No version information found in this file.
Looking first at the section table, there are 4 section entries. The sections headers have the following structure:
typedef struct {
uint32_t sh_name;
uint32_t sh_type;
uint32_t sh_flags;
Elf32_Addr sh_addr;
Elf32_Off sh_offset;
uint32_t sh_size;
uint32_t sh_link;
uint32_t sh_info;
uint32_t sh_addralign;
uint32_t sh_entsize;
} Elf32_Shdr;
Precise detail on this structure, and what the fields are for can be found pretty easily in the Linux man page for elf. Going on the output of readelf
, the first section is is a NULL
section. I don’t quite understand why this first section is empty, but it is part of the ELF standard.
The next two sections are .text
and .data
, which were defined in the assembly code. These are both of type PROGBITS
which means all the data in the section is defined and formatted for the programs own usage, it is a chunk of arbitrary bytes as far as ELF is concerned.
The address
listed is where the section should be loaded in the program’s virtual memory space when the program is loaded by the operating system, if that section should be loaded into memory space of the process. The offset
indicates how many bytes into the ELF file is the start of this section and size
is the length of that section. So we can see here that .text
will be loaded at 0x4000b0
for the process, which is 0xb0
bytes into the ELF binary file on the filesystem and that chunk of data is 0x27
bytes long.
The flags
tells us a few other bits about the section, both .text
and .data
have the allocate flag, so it should reside in the programs memory space when the program is executed. The .text
section is the only section marked as executable, so the system should only allow code execution to occur within that section. The .data
section is the only section with the writable flag, so the memory in that range can be modified by the running program.

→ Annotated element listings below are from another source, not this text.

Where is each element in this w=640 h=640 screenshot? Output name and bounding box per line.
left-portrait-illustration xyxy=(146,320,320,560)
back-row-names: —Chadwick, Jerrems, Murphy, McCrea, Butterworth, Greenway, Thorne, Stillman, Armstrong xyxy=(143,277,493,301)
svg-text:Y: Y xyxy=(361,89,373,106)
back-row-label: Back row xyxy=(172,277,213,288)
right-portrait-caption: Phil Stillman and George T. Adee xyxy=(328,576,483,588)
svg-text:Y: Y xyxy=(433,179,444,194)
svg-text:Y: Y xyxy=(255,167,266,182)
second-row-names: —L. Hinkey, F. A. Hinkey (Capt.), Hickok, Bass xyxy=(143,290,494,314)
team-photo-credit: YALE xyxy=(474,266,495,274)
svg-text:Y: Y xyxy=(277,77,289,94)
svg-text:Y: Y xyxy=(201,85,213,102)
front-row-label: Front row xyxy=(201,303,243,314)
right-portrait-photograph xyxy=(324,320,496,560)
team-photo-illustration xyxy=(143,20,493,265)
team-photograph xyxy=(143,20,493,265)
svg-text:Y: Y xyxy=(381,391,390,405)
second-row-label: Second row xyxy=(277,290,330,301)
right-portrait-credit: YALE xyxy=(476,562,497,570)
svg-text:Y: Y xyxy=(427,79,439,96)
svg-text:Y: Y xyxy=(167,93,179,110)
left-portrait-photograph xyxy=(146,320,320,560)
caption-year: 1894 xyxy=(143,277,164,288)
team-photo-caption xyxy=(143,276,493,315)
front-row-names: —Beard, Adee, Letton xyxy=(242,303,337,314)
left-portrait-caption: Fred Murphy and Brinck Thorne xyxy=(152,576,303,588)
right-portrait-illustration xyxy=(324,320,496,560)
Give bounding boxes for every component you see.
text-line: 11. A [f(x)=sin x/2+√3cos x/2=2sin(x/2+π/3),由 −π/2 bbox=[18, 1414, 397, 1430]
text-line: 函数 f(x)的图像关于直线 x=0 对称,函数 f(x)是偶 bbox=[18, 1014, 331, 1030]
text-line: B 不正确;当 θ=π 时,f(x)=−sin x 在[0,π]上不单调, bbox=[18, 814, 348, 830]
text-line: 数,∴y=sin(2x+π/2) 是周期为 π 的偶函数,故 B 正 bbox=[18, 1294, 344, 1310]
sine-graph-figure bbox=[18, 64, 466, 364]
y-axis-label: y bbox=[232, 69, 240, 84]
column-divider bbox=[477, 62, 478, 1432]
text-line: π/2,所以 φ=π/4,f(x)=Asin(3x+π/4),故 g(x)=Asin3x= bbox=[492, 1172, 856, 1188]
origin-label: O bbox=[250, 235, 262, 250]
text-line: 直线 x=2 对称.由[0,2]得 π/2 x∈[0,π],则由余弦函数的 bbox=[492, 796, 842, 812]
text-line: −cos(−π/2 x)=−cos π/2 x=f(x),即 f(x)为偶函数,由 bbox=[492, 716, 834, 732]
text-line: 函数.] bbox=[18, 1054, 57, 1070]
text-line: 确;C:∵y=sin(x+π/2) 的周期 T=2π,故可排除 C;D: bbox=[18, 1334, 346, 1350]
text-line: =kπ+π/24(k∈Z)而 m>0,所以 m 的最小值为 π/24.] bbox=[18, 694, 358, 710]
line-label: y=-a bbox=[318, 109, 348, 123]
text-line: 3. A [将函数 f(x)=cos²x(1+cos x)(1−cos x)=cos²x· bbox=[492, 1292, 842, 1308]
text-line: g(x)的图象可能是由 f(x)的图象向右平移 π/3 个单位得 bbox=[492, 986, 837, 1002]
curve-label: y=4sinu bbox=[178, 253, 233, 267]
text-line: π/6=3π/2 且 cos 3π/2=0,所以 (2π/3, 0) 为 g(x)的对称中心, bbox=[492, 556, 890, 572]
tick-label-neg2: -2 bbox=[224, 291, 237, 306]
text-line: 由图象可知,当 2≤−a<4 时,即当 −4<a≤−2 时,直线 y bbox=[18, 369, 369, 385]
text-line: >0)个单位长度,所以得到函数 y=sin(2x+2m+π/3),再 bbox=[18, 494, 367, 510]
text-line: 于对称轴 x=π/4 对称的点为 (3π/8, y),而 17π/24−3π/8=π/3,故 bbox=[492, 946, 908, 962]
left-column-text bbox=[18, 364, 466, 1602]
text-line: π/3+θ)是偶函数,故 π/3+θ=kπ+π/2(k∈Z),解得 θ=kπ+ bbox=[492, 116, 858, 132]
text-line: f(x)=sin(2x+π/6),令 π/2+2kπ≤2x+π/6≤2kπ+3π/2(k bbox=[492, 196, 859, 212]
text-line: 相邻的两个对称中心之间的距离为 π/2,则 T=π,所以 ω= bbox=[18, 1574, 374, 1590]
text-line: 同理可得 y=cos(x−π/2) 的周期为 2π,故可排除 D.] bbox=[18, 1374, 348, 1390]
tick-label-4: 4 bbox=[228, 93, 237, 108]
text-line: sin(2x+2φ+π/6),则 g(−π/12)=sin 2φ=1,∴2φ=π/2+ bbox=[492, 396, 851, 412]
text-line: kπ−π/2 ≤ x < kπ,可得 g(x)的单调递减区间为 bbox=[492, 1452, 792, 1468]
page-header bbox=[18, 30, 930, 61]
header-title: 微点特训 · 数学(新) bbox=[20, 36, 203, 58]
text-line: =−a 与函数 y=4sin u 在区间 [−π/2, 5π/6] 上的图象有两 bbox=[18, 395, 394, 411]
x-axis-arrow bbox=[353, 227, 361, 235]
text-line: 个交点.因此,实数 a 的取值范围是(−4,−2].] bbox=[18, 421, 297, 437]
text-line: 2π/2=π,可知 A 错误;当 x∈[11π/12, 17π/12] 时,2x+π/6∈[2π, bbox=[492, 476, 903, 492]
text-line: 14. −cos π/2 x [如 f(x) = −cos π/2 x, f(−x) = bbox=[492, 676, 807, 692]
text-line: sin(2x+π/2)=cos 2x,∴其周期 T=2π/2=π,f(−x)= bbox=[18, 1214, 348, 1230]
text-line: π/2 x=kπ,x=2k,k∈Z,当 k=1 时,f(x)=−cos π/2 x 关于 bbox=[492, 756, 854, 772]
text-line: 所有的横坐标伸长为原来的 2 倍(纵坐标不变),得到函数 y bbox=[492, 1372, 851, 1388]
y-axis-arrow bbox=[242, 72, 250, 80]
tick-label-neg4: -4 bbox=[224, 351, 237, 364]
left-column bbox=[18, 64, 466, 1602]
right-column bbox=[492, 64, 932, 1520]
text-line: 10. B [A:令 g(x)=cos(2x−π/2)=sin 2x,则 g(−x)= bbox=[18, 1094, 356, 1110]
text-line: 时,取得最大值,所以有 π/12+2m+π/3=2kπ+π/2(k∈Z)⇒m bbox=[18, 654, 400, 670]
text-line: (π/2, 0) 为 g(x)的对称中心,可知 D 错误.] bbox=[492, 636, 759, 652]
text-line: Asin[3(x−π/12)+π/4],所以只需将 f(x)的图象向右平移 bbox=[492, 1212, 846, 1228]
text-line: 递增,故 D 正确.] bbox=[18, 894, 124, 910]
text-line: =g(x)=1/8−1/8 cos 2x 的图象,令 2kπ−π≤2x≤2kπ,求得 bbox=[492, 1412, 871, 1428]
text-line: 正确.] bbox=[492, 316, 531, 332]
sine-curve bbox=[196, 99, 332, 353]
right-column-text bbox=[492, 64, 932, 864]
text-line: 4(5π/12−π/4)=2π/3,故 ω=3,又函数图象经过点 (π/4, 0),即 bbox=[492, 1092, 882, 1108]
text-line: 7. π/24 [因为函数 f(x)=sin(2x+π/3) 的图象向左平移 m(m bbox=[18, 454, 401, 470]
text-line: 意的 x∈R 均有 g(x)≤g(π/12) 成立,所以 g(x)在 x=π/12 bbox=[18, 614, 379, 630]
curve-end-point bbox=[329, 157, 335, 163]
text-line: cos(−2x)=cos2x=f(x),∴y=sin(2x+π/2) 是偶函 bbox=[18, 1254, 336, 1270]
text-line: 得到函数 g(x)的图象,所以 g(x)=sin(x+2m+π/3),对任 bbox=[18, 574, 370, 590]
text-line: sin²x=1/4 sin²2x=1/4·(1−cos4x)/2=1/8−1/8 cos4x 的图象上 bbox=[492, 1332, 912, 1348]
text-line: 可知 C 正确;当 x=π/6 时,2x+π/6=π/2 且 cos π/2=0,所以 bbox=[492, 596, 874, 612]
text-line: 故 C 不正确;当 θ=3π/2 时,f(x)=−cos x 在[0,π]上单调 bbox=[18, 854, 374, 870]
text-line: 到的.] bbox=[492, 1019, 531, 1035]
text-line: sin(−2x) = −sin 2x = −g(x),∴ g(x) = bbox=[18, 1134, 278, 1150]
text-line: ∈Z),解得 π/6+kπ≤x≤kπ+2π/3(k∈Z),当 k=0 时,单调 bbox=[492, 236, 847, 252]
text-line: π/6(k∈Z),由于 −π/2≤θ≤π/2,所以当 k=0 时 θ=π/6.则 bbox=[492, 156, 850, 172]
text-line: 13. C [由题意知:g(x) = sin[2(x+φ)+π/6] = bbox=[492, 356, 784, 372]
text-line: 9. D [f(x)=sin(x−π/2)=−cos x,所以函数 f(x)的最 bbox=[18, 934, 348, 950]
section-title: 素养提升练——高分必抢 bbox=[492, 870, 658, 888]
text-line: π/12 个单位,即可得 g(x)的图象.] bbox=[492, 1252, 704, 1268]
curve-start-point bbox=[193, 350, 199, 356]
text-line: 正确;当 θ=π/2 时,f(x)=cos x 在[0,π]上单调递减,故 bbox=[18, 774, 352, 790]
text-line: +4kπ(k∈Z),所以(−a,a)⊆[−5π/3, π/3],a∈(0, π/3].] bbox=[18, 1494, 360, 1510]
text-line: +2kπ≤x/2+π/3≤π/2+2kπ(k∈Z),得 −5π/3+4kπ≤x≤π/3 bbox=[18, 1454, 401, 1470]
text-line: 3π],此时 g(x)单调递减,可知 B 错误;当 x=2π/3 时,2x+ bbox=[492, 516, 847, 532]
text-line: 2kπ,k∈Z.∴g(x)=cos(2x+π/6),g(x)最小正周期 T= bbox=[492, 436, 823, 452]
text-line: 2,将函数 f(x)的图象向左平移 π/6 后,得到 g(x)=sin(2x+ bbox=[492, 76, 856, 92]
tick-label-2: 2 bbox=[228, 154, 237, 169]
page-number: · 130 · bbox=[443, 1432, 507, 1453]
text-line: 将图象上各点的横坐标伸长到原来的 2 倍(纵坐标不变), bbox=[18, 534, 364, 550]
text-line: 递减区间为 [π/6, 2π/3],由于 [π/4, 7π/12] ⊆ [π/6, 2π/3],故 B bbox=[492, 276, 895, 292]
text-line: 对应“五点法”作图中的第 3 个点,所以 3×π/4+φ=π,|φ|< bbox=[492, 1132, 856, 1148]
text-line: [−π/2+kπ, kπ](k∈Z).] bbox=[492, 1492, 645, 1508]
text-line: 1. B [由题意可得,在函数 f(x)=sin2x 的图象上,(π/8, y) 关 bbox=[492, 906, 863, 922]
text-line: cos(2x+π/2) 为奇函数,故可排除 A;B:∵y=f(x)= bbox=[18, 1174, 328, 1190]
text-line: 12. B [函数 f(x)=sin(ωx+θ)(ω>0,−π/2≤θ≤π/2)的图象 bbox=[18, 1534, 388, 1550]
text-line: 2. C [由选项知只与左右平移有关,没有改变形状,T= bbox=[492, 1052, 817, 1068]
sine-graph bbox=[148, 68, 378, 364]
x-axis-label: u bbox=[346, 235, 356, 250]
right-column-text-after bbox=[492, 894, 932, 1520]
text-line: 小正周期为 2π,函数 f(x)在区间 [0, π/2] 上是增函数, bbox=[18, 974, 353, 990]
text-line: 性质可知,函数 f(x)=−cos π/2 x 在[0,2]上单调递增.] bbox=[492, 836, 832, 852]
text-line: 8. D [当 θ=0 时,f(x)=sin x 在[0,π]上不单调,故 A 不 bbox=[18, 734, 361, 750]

The program headers are pretty similar to the section headers, they describe information the system needs to run the program. They describe program segments and generally point to the same regions of memory and the binary file as the sections do, but with some detail that’s specific to executable and shared objects. I’ll defer again to the manual for all the raw details.
That covers my introduction to the ELF format. Hopefully this provides good enough context to explore a bit more on your own. I suggest trying to see if you can build an ELF file from scratch or modify one that is already built for some binary hacking shenanigans!